For this we need to be aware about rainbow chains. Rainbow chains are the backbone of rainbow tables. Each table contains millions of Rainbow chains for the generation of rainbow tables. It is basically a 2x64 bit integer. The first integer is the starting point, and the last integer is the ending point. The sizes of chain will remain the same: 16 bytes, irrespective of length of chain.

How to generate Rainbow chains, a big issue :

Earlier, a random start number is used, but now mostly tables are generated sequentially. So we start with a number used as a seed for the chain. This number is now reduced to fit within the keyspace       (Keyspace is the amount of words needed to cover a given set of characters with specific word length. For Rainbow tables with character set lower alphanumeric and the password length 1-7, the calculation includes -36^1+36^2+36^3+36^4+36^5+36^6+36^7 =80603140212.36 is the amount of character in the character set a-z =26 and 0-9 = 10).
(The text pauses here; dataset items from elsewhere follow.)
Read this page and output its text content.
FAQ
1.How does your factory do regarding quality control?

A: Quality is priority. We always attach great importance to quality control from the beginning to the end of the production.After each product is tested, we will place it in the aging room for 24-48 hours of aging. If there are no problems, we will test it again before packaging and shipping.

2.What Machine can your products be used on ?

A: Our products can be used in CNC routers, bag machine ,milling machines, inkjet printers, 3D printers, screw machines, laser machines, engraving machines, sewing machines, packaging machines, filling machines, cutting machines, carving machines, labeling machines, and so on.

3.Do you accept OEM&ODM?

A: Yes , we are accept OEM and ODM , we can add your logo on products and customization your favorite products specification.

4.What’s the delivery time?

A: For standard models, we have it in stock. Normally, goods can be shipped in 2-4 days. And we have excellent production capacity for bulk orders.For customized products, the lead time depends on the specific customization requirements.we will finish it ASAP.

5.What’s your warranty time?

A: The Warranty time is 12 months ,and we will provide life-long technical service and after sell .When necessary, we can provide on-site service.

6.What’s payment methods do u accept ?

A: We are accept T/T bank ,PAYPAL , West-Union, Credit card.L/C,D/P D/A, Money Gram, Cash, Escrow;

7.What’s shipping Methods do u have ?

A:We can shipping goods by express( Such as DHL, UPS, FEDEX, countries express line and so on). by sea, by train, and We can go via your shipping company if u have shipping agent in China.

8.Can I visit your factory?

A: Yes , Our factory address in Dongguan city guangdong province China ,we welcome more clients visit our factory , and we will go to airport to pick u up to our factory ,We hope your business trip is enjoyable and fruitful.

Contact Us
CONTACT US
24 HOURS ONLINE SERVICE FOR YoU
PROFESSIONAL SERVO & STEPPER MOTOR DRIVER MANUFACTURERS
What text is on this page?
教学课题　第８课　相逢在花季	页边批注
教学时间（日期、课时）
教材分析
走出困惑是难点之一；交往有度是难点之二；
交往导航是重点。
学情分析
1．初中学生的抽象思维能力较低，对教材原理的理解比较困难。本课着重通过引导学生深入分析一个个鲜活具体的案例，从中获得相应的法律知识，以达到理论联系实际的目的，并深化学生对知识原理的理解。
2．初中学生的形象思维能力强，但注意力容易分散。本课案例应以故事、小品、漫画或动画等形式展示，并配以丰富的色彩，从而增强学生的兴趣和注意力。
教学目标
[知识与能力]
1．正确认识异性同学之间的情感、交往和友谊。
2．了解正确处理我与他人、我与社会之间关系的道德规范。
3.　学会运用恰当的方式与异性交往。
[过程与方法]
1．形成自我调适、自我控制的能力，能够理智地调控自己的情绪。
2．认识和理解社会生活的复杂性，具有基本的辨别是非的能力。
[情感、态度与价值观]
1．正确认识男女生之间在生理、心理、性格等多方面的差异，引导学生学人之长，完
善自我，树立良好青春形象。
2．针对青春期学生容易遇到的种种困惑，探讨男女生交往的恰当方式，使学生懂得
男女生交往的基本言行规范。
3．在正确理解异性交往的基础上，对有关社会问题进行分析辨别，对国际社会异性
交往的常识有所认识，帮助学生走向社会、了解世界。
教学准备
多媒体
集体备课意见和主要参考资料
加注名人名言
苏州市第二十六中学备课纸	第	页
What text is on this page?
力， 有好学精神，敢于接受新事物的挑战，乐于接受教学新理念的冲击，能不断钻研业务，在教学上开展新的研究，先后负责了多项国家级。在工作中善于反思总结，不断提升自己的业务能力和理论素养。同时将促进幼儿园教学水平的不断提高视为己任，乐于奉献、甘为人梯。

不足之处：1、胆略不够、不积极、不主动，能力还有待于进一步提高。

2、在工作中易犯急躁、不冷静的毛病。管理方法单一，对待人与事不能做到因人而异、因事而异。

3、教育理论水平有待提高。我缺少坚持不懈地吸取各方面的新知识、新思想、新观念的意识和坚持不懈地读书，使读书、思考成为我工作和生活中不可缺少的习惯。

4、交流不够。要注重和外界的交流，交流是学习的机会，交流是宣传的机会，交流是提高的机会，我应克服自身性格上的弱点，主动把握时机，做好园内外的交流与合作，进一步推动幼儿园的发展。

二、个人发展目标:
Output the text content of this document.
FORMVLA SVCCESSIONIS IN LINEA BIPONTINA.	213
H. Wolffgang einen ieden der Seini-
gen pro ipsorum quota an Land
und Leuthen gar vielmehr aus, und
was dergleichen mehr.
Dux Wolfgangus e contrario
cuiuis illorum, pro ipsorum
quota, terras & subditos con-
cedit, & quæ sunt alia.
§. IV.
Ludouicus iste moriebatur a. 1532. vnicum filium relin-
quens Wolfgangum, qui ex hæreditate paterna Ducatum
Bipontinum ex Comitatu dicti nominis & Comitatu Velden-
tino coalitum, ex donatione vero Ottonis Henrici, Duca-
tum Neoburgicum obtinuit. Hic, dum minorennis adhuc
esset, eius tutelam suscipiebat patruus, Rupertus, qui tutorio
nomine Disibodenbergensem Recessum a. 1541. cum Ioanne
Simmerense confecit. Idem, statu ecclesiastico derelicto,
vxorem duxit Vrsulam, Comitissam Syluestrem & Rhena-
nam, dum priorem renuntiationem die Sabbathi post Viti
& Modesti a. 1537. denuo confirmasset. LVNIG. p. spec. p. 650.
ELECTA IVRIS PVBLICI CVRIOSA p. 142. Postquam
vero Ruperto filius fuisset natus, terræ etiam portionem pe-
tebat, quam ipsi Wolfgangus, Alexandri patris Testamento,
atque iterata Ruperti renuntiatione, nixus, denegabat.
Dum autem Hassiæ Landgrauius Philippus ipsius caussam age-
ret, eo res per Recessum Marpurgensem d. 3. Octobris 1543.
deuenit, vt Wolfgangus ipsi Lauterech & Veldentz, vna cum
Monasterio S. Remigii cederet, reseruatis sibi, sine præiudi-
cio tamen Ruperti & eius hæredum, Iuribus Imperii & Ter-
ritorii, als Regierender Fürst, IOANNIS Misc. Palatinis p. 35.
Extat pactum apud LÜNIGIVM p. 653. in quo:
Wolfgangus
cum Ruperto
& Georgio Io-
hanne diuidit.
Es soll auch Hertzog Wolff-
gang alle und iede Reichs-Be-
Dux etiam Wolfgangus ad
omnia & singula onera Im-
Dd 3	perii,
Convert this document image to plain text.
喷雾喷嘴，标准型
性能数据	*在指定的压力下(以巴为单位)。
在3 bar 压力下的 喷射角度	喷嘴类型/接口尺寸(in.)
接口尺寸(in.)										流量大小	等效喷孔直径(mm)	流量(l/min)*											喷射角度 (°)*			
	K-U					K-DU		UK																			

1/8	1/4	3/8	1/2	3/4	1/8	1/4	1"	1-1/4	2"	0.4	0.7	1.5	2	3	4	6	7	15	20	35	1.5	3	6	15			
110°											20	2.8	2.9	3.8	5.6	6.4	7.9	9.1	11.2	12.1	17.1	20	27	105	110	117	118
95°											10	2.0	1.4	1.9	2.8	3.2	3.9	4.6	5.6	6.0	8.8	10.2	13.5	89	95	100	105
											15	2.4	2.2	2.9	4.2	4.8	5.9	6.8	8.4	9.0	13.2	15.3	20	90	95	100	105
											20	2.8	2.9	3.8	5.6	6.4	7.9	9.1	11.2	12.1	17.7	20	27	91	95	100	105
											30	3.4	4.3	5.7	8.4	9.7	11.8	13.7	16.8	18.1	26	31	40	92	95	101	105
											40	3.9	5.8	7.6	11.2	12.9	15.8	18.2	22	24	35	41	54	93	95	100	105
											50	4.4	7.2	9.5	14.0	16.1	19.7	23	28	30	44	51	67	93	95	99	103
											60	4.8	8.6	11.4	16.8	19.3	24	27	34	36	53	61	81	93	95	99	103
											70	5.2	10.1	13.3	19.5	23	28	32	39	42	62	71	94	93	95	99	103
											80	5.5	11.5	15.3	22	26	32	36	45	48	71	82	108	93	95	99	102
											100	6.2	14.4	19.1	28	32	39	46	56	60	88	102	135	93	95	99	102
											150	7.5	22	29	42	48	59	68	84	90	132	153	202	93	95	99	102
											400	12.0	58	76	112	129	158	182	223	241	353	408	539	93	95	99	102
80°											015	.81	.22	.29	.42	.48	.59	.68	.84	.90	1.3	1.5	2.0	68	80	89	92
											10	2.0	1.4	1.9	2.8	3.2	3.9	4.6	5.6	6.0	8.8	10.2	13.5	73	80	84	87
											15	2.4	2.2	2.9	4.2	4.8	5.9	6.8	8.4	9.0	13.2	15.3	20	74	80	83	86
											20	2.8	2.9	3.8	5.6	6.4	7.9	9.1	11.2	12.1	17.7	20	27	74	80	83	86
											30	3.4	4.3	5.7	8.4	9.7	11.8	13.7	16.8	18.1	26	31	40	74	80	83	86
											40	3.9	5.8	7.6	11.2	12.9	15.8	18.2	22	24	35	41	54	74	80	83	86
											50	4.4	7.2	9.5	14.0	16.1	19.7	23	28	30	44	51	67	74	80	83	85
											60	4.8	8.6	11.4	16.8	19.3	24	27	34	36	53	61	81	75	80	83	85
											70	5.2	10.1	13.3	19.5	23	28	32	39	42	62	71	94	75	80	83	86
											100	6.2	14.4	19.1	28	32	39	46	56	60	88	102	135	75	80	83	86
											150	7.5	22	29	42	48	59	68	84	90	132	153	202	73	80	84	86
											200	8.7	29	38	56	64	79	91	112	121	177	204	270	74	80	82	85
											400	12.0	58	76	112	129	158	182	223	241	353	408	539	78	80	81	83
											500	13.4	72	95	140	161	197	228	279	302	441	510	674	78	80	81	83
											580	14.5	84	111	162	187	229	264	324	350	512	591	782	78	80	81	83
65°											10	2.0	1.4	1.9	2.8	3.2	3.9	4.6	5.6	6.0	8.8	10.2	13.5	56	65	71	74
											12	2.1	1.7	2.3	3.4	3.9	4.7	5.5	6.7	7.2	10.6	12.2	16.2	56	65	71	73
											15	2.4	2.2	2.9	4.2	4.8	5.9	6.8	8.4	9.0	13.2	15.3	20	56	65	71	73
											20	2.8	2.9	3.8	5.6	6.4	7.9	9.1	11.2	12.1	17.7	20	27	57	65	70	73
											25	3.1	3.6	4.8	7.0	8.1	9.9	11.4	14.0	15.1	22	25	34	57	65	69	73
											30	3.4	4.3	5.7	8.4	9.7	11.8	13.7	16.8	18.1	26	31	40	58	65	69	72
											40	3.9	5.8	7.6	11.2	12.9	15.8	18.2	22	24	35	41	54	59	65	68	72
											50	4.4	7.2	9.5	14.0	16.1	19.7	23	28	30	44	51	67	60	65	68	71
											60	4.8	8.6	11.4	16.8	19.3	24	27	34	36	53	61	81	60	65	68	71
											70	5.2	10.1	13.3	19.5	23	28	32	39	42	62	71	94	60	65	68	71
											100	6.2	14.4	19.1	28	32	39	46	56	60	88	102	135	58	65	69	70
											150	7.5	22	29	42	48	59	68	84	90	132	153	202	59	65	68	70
The resulting number is the starting point for the chain and stored in the table. A special function (IndexToPlain) is used for mapping the starting point to the plain text password. Now, this plaintext is hashed using a hash function (MD5, NTLM, LM etc) called as PlainToHash.This resultant is then processed by a reduction function which will convert the hashes into a 64 bit that fits within the key space  called as HashToIndex. And this process is repeated L times to create L number of chains for a rainbow table where  the resulting HashToIndex () is used as the seed for the IndexToHash (). L is the chain Length of the table. The resultant value after L reputation is the end point of the chain

How numbers are used for password recovery?

When a hash is to be cracked, it uses the HashToIndex to convert the hash into 64 bit integer. It then generates a 64 bit index position, P, in the chain and has an L number of indices generated. And performs a search  for each of these indices in the table. If the endpoint in the table matches the index number, then there may be a hit. To confirm the hit, it needs to regenerate that chain. For regenerating the chain to the current position, it uses starting point as a seed. The resulting index number is converted to the plain text using IndexToPlain. To verify, a hit, PlainToHash  to compare the 2 hashes. If it matches, we recovered  the password and the cracking stops. If It does not match, It was a false alarm and we have to try the next match. When all the searches have been searched, the process is completed.